Ways and Means Advances refers to

(1) Industries getting temporary loans from commercial banks

(2) Government getting temporary loans from RBI

(3) Farmers getting loans from NABAED

(4) Government-getting loans from international financial institutions

(4) Government-getting loans from international financial institutions


Solution: (2)
Ways and means advances (WMA) is a mechanism used by Reserve Bank of India (RBI) under its credit policy by which provides to the States banking with it to help them to tide over temporary mismatches in the cash flow of their receipts and payments. This is guided under Section 17(5) of RBI Act, 1934, and are repayable in each case not later than three months from the date of making that advance’.

Which one of the following is not an objective of Fiscal Policy in India?

(1) Full Employment

(2) Price Stability

(3) Equitable Distribution of Wealth and Incomes

(4) Regulation of International Trade


Solution: (4)
Fiscal policy is the use of government revenue collection (taxation) and expenditure (spending) to influence the economy. The two main instruments of fiscal policy are government taxation and changes in the level and composition of taxation and government spending.

The main difference between Gross Domestic Product (GDP) and Gross National Product (GNP is

(1) Transfer payments

(2) Net foreign income from abroad

(3) Capital consumption allowance

(4) Capital gains


Solution: (2)
Gross Domestic Product (GDP) is a measure of the total value of the goods and services produced in a country during one year, excluding income from investment abroad by residents of the country. It is the Gross National Product less net income from property or investment abroad.

Social accounting system in India is classified into

(1) Income, product and expenditure

(2) Enterprise, households and government

(3) Assets, liabilities and debt position

(4) Public sector, Private sector and Joint sector


Solution: (1)
Social accounting is a method by which a firm seeks to place a value on the impact on society of its operations.
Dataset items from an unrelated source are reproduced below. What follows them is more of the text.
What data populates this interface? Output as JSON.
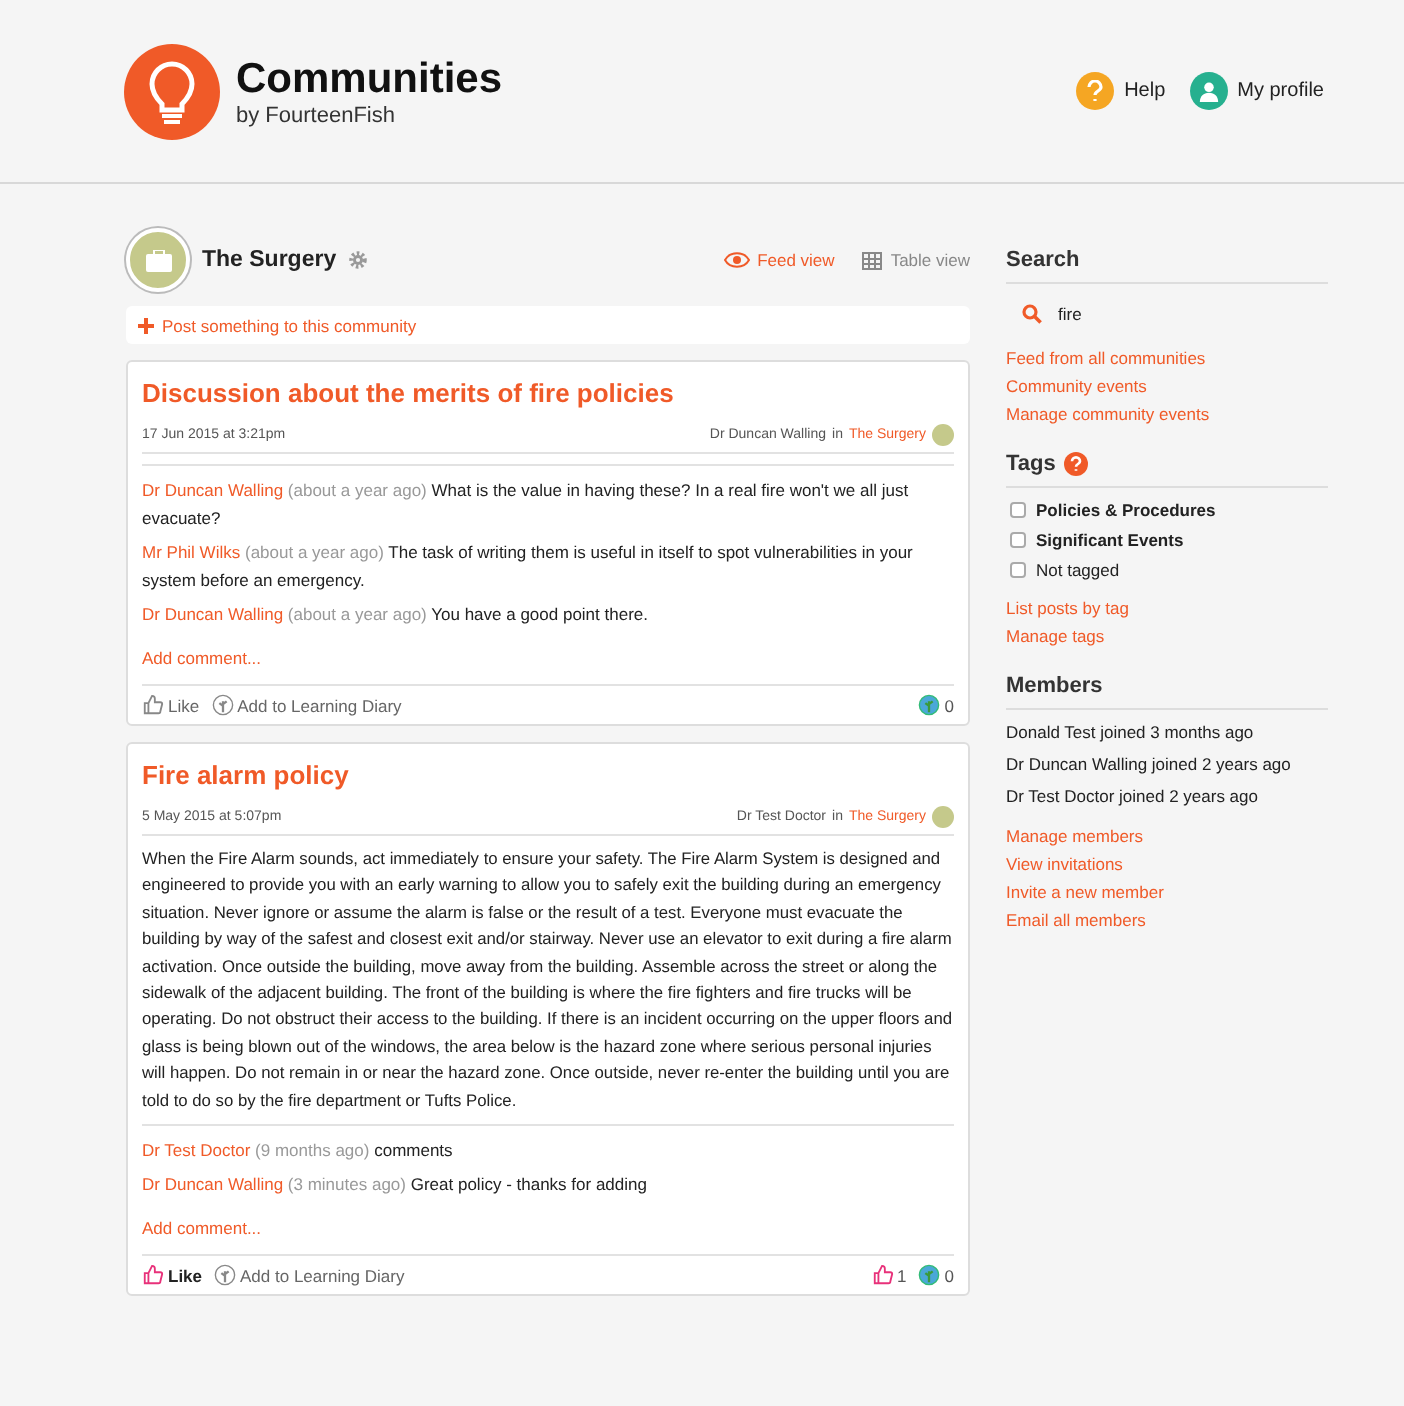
{
  "header": {
    "title": "Communities",
    "subtitle": "by FourteenFish",
    "links": [
      {
        "kind": "help",
        "label": "Help"
      },
      {
        "kind": "profile",
        "label": "My profile"
      }
    ]
  },
  "community": {
    "name": "The Surgery",
    "views": [
      {
        "kind": "feed",
        "label": "Feed view",
        "selected": true
      },
      {
        "kind": "table",
        "label": "Table view",
        "selected": false
      }
    ],
    "post_prompt": "Post something to this community"
  },
  "posts": [
    {
      "title": "Discussion about the merits of fire policies",
      "date": "17 Jun 2015 at 3:21pm",
      "author": "Dr Duncan Walling",
      "in": "in",
      "community": "The Surgery",
      "comments": [
        {
          "author": "Dr Duncan Walling",
          "time": "(about a year ago)",
          "text": "What is the value in having these? In a real fire won't we all just evacuate?"
        },
        {
          "author": "Mr Phil Wilks",
          "time": "(about a year ago)",
          "text": "The task of writing them is useful in itself to spot vulnerabilities in your system before an emergency."
        },
        {
          "author": "Dr Duncan Walling",
          "time": "(about a year ago)",
          "text": "You have a good point there."
        }
      ],
      "add_comment": "Add comment...",
      "like": "Like",
      "liked": false,
      "diary": "Add to Learning Diary",
      "diary_count": "0"
    },
    {
      "title": "Fire alarm policy",
      "date": "5 May 2015 at 5:07pm",
      "author": "Dr Test Doctor",
      "in": "in",
      "community": "The Surgery",
      "body": "When the Fire Alarm sounds, act immediately to ensure your safety. The Fire Alarm System is designed and engineered to provide you with an early warning to allow you to safely exit the building during an emergency situation. Never ignore or assume the alarm is false or the result of a test. Everyone must evacuate the building by way of the safest and closest exit and/or stairway. Never use an elevator to exit during a fire alarm activation. Once outside the building, move away from the building. Assemble across the street or along the sidewalk of the adjacent building. The front of the building is where the fire fighters and fire trucks will be operating. Do not obstruct their access to the building. If there is an incident occurring on the upper floors and glass is being blown out of the windows, the area below is the hazard zone where serious personal injuries will happen. Do not remain in or near the hazard zone. Once outside, never re-enter the building until you are told to do so by the fire department or Tufts Police.",
      "comments": [
        {
          "author": "Dr Test Doctor",
          "time": "(9 months ago)",
          "text": "comments"
        },
        {
          "author": "Dr Duncan Walling",
          "time": "(3 minutes ago)",
          "text": "Great policy - thanks for adding"
        }
      ],
      "add_comment": "Add comment...",
      "like": "Like",
      "liked": true,
      "diary": "Add to Learning Diary",
      "like_count": "1",
      "diary_count": "0"
    }
  ],
  "sidebar": {
    "search": {
      "heading": "Search",
      "value": "fire"
    },
    "search_links": [
      "Feed from all communities",
      "Community events",
      "Manage community events"
    ],
    "tags": {
      "heading": "Tags",
      "items": [
        {
          "label": "Policies & Procedures",
          "checked": false,
          "bold": true
        },
        {
          "label": "Significant Events",
          "checked": false,
          "bold": true
        },
        {
          "label": "Not tagged",
          "checked": false,
          "bold": false
        }
      ],
      "links": [
        "List posts by tag",
        "Manage tags"
      ]
    },
    "members": {
      "heading": "Members",
      "items": [
        "Donald Test joined 3 months ago",
        "Dr Duncan Walling joined 2 years ago",
        "Dr Test Doctor joined 2 years ago"
      ],
      "links": [
        "Manage members",
        "View invitations",
        "Invite a new member",
        "Email all members"
      ]
    }
  }
}
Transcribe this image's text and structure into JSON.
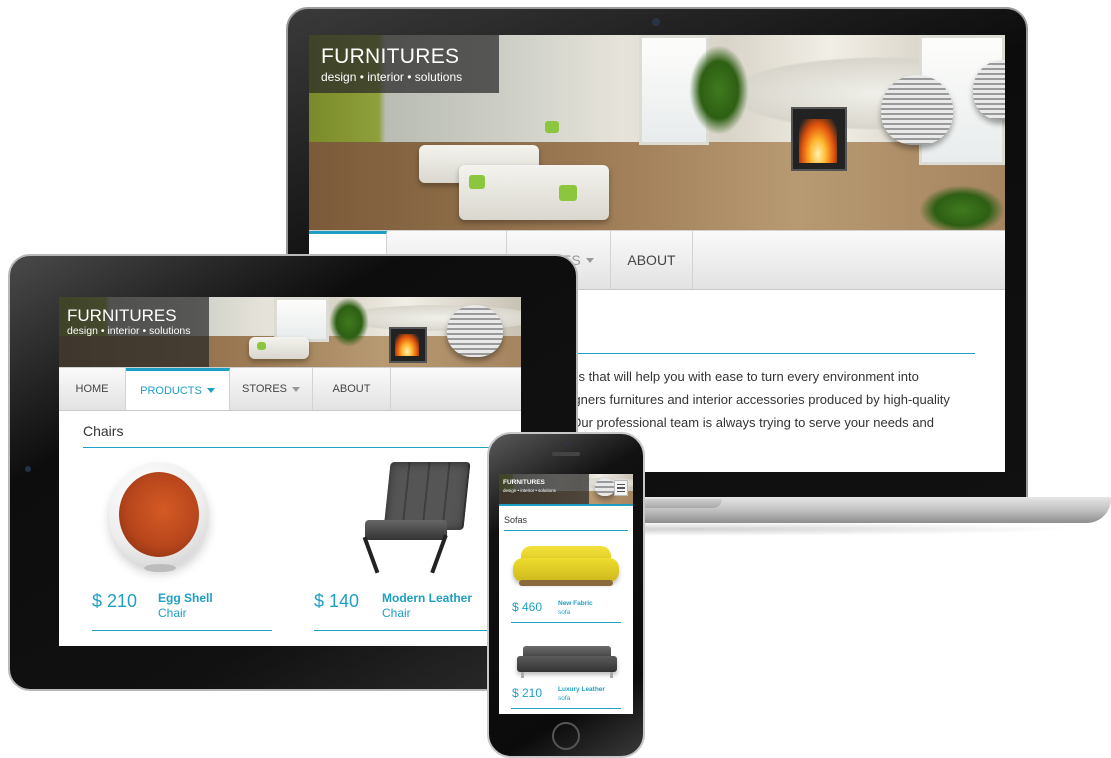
{
  "brand": {
    "title": "FURNITURES",
    "tagline": "design • interior • solutions"
  },
  "laptop": {
    "nav": [
      "",
      "",
      "STORES",
      "ABOUT"
    ],
    "body_lines": [
      "ons that will help you with ease to turn every environment into",
      "signers furnitures and interior accessories produced by high-quality",
      ". Our professional team is always trying to serve your needs and"
    ]
  },
  "tablet": {
    "nav": [
      "HOME",
      "PRODUCTS",
      "STORES",
      "ABOUT"
    ],
    "section_title": "Chairs",
    "products": [
      {
        "price": "$ 210",
        "name": "Egg Shell",
        "type": "Chair"
      },
      {
        "price": "$ 140",
        "name": "Modern Leather",
        "type": "Chair"
      }
    ]
  },
  "phone": {
    "section_title": "Sofas",
    "menu_icon": "hamburger-menu-icon",
    "products": [
      {
        "price": "$ 460",
        "name": "New Fabric",
        "type": "sofa"
      },
      {
        "price": "$ 210",
        "name": "Luxury Leather",
        "type": "sofa"
      }
    ]
  },
  "colors": {
    "accent": "#1e9fc4",
    "brand_overlay": "#282828",
    "sofa_yellow": "#e8d52a",
    "chair_orange": "#b8461c"
  }
}
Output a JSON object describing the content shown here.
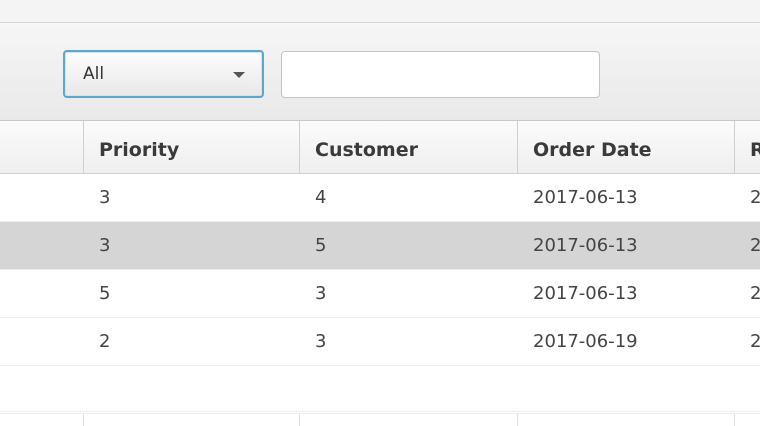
{
  "toolbar": {
    "filter": {
      "selected": "All"
    },
    "search": {
      "value": "",
      "placeholder": ""
    }
  },
  "table": {
    "columns": [
      "Priority",
      "Customer",
      "Order Date",
      "R"
    ],
    "rows": [
      [
        "3",
        "4",
        "2017-06-13",
        "2"
      ],
      [
        "3",
        "5",
        "2017-06-13",
        "2"
      ],
      [
        "5",
        "3",
        "2017-06-13",
        "2"
      ],
      [
        "2",
        "3",
        "2017-06-19",
        "2"
      ]
    ],
    "selected_row": 1
  }
}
It is a systematic analysis of the effects of the organisation on its shareholders, with stakeholder input as part of the data that are analysed for the accounting statement. One social accounting system primarily attempts to measure National Income, final product, consumption and accumulation of capital.

The first Five Year Plan of the Government of India was based on

(1) Leontief input-output model

(2) Harrod-Domar model

(3) Mahalanobis two-sector model

(4) Mahalanobis four-sector model


Solution: (2)
The First Five Year Plan (1951-1956) was based on the Harrod-Domar model and primarily concentrated on raising the level of investment in irrigation, power and other infrastructure for accelerating growth. The development strategy was changed radically in 1956 with the initiation of the Nehru-Mahalanobis model of industrial development that emphasized the development of heavy industry under the public sector

Small farmers in the country have been defined as those farmers having land holding of

(1) below one hectare

(2) one to two hectare

(3) two to three hectare

(4) three to four hectare


Solution: (2)
In India, ‘Small Farmer’ means a farmer cultivating (as owner or tenant or share cropper) agricultural land of more than 1 hectare and up to 2 hectares (5 acres). ‘Marginal Farmer’ means a farmer cultivating agricultural land up to 1 hectare (2.5 acres).

Which is NOT a measure undertaken by the Government to check inflation?

(1) Increase in consumption

(2) Increase in production

(3) Reduction in Deficit financing

(4) Taxation measures


Solution: (1)
One of the important fiscal measures undertaken by governments to check inflation is to cut personal consumption expenditure. It is done by raising the rates of personal, corporate and commodity taxes and even levying new taxes. The government can also reduce unnecessary expenditure on non-development activities in order to curb inflation.